И даже первое боевое донесение, направленное в Москву в 4.20 22 июня 1941 года из штаба Западного фронта о начале боевых действий на государственной границе, не обеспокоило наркома обороны СССР, как будто бы все шло по плану советского командования. Около 4.30 заместитель командующего Западным фронтом генерал-лейтенант Болдин услышал от народного комиссара обороны шокирующие любого нормального человека слова: «Товарищ Болдин, учтите, никаких действий против немцев без нашего ведома не предпринимать. Ставлю в известность вас и прошу передать Павлову, что товарищ Сталин не разрешает открывать артиллерийский огонь по немцам. Разведку самолетами вести не далее шестидесяти километров»[171]
. И только в 5.25 генерал армии Д. Г. Павлов, получив указание из Москвы, отдал войскам приказ: «Ввиду обозначившихся со стороны немцев массовых военных действий приказываю поднять войска и действовать по боевому».А вот что рассказал о поведении С. К. Тимошенко в первый день войны бывший в то время начальником Главного управления ПВО страны главный маршал артиллерии Н. Н. Воронов: «Всю ночь мы не спали. Вести с границ поступали все более тревожные. Около четырех часов получили первое сообщение о бомбежке вражеской авиацией Севастополя. Вскоре через ВНОС поступили сведения о воздушных налетах на Виндаву и Либаву. Я позвонил народному комиссару обороны С. К. Тимошенко и попросил принять меня немедленно по особо важному делу. Через несколько минут я уже был у него с данными о бомбежках целого ряда наших городов. В кабинете наркома находился и начальник Главного политического управления Л.3. Мехлис.

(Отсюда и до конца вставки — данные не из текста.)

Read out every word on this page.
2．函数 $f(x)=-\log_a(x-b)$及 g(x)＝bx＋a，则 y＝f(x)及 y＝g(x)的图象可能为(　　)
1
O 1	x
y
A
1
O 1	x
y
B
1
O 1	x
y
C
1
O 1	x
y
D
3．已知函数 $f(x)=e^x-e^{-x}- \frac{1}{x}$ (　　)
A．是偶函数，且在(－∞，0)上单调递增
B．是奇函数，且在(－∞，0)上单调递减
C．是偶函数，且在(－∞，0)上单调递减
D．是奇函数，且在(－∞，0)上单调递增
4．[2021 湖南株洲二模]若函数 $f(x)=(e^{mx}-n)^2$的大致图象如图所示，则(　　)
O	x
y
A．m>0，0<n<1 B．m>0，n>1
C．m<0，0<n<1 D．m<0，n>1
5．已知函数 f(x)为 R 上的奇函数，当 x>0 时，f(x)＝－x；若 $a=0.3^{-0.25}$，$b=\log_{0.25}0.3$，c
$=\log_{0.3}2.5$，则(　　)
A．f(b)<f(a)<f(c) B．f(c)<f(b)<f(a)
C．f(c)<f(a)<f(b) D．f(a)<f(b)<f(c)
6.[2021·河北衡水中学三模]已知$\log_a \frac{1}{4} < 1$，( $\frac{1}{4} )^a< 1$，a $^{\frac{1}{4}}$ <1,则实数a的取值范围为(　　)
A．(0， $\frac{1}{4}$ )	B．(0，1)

Я доложил все имевшиеся в моем распоряжении данные о действиях авиации противника. Не высказав никаких замечаний по моему докладу, нарком подал мне большой блокнот и предложил изложить донесение в письменном виде. Когда я писал, за спиной стоял Мехлис и следил, точно ли я излагаю то, что говорил. После того как я закончил, Мехлис предложил подписаться. Я поставил свою подпись, и мне разрешили продолжать исполнять текущие обязанности.
Я вышел из кабинета с камнем на сердце. Меня поразило, что в столь серьезной обстановке народный комиссар не поставил никакой задачи войскам ПВО, не дал никаких указаний. Мне тогда показалось: ему не верилось, что война действительно началась. Зачем нужно было в это время, когда дорога каждая минута, краткий и ясный устный доклад обращать в письменный документ?»[172]
.Ну и как все это можно понимать? Как известно, дури в армии во все времена хватало, но не до такой же степени. Но если же предположить, что советские провокации на западной границе по времени почти совпали с началом фашистской агрессии против СССР, то тогда действия наркома обороны приобретают определенную логику. Ведь сразу поверить в такое невероятное совпадение было невозможно.